Evaluated through 23-fold leave-one-subject-out cross-validation on the publicly available simultaneous EEG-fMRI sleep corpus ds003768 (Gu et al., 2023), each modality alone substantially exceeds machine-learning baselines on engineered features: the fMRI graph convolutional network reaches 0.4851 balanced accuracy and the EEG graph convolutional network reaches 0.5883, gains of 11.7 and 12.8 points respectively over the strongest classical baseline. Gated fusion reaches 0.5830 cross-subject and 0.7200 within-subject, the latter exceeding the within-subject EEG-only ceiling of 0.7120. The cross-modal interaction is asymmetric and informative: fusion lifts fMRI from 0.485 to 0.589, while EEG, which already dominates a temporally defined task, gains less. Centered kernel alignment between modalities sits near 0.05, indicating that the two encoders learn nearly orthogonal representations and that the gains from fusion arise from genuine complementarity rather than redundancy.

Why It Matters

The result establishes a first deep EEG-fMRI fusion benchmark on a publicly available simultaneous-acquisition corpus and quantifies the regime in which multimodality helps. For sleep, which is temporally defined, EEG remains the dominant signal and fMRI is recovered through fusion. More broadly, the work motivates a research program for graph-based multimodal models of neural data that extends well beyond sleep.

Future Directions

Three lines of follow-up work are planned. First, the graph-based fusion architecture is a natural starting point for neural foundation models that exploit the complementary spatiotemporal structure of EEG and fMRI at scale, with the goal of learning shared representations transferable across cognitive tasks and recording protocols. Second, an open methodological question is whether cross-modal compensation requires simultaneous acquisition, or whether task-matched separate EEG and fMRI recordings produce equivalent fusion benefits at substantially lower acquisition cost.
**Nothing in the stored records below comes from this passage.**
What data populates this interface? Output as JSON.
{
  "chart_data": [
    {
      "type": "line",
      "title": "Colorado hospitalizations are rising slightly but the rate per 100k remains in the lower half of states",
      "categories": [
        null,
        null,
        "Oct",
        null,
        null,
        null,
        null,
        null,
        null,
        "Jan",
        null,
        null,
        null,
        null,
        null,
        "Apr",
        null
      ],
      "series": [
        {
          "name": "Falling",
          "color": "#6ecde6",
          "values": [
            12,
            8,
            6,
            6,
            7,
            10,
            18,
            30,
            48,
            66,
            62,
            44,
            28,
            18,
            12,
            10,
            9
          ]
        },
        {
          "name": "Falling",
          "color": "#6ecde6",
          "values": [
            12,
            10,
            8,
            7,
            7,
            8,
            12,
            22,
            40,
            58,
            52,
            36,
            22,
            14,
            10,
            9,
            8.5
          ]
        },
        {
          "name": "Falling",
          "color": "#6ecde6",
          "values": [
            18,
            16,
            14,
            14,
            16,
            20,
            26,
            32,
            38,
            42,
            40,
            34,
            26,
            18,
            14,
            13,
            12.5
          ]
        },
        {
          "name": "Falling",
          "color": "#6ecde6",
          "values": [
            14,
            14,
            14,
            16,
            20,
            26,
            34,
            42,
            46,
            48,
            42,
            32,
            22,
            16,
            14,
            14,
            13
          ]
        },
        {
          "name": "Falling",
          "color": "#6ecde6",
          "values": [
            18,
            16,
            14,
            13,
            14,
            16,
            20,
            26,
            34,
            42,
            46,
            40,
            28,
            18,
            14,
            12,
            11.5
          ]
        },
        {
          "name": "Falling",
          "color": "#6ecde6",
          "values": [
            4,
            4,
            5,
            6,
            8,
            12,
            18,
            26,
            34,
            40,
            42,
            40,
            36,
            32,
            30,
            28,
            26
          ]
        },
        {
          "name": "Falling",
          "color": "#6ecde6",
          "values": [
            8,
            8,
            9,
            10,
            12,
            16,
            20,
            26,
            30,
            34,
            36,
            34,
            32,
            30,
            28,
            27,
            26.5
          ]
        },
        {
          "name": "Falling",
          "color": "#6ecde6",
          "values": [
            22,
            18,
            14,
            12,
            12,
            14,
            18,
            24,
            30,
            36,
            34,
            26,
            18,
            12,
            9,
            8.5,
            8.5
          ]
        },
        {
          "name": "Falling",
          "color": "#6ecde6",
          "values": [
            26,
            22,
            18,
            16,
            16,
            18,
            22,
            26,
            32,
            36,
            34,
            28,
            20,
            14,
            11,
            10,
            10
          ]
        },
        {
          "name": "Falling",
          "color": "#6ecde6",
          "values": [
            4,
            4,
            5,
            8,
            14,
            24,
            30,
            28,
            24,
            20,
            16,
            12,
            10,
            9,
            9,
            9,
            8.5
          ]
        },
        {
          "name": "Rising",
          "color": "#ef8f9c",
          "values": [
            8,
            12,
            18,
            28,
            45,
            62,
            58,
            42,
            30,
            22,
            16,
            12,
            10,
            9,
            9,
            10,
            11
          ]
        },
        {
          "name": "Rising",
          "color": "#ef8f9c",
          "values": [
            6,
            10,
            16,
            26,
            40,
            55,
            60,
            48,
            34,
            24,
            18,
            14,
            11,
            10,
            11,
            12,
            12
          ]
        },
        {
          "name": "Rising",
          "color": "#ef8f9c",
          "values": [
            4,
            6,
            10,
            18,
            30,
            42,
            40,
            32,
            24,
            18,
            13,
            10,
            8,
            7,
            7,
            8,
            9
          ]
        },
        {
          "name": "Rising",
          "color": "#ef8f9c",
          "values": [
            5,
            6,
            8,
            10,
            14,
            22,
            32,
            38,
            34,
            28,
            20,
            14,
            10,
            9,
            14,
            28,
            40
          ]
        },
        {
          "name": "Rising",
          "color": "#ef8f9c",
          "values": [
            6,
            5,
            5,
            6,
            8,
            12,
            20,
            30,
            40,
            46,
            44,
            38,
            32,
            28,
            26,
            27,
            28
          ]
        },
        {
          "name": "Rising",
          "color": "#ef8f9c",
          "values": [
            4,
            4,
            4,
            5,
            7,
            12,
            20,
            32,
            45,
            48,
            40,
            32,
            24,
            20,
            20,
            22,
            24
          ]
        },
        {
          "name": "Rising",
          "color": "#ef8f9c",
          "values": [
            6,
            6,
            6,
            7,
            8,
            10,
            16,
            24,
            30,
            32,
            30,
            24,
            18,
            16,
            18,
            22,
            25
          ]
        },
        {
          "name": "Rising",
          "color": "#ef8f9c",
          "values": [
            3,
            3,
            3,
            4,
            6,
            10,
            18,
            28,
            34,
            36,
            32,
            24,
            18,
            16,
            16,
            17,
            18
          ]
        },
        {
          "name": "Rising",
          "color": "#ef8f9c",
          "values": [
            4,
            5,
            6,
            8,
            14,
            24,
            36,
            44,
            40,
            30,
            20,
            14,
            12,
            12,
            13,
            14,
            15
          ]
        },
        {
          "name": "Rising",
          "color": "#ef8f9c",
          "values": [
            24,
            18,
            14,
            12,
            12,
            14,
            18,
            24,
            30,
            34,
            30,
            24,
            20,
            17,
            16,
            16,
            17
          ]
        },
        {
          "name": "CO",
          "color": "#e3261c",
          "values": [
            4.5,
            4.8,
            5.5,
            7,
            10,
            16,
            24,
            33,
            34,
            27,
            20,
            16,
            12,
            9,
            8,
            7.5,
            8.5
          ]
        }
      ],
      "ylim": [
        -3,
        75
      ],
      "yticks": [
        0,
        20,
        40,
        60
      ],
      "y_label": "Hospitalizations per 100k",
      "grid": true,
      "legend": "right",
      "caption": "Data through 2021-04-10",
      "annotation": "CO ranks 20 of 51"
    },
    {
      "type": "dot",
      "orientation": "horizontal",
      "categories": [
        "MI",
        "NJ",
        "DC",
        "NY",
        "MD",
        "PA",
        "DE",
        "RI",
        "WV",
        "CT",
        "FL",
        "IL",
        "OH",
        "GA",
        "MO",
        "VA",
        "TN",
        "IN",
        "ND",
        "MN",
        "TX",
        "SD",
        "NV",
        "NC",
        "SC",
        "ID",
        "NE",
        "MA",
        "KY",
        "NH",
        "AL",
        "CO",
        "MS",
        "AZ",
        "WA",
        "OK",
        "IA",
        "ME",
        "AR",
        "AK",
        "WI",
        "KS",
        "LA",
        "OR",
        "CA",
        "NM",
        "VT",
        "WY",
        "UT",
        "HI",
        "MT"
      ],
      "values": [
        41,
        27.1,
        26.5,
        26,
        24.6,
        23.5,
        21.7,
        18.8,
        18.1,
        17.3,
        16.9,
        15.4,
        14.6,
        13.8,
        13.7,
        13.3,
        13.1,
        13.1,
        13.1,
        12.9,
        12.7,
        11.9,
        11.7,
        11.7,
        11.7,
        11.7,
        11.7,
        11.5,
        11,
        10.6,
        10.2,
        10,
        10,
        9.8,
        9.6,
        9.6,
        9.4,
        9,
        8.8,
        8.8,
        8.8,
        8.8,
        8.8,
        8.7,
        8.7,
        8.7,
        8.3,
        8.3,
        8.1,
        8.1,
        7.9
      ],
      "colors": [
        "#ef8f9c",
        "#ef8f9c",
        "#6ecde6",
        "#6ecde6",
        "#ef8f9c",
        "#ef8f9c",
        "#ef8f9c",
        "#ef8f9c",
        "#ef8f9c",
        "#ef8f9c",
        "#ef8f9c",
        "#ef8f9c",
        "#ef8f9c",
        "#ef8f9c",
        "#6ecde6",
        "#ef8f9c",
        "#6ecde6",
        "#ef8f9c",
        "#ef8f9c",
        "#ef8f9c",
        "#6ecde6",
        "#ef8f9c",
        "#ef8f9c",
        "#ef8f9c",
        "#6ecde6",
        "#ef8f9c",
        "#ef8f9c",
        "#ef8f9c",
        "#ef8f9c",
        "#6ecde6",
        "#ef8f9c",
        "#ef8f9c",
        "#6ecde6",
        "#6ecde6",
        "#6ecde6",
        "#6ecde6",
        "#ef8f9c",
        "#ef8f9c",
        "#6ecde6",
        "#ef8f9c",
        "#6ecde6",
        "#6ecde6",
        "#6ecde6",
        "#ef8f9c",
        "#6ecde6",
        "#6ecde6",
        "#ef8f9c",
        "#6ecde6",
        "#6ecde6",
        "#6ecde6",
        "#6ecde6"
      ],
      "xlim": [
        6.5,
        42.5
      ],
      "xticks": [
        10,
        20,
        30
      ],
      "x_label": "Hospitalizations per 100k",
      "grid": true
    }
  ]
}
Third, sleep staging is a temporally defined task, which favours EEG; the symmetric prediction is that on a spatially defined task such as visual decoding or spatial attention, fMRI should dominate and lift EEG through the same gated-fusion mechanism. Confirming this asymmetry would establish task structure, rather than modality identity, as the primary determinant of which signal carries the discriminative load.

Acknowledgments

The work uses ds003768 from OpenNeuro (Gu, Sainburg, Han, & Liu, 2023). We thank the Institute for Cognitive and Brain Health and the Institute for Experiential AI at Northeastern University for support, and Ayan Paul as project advisor and PI of the Neural Dynamics Group.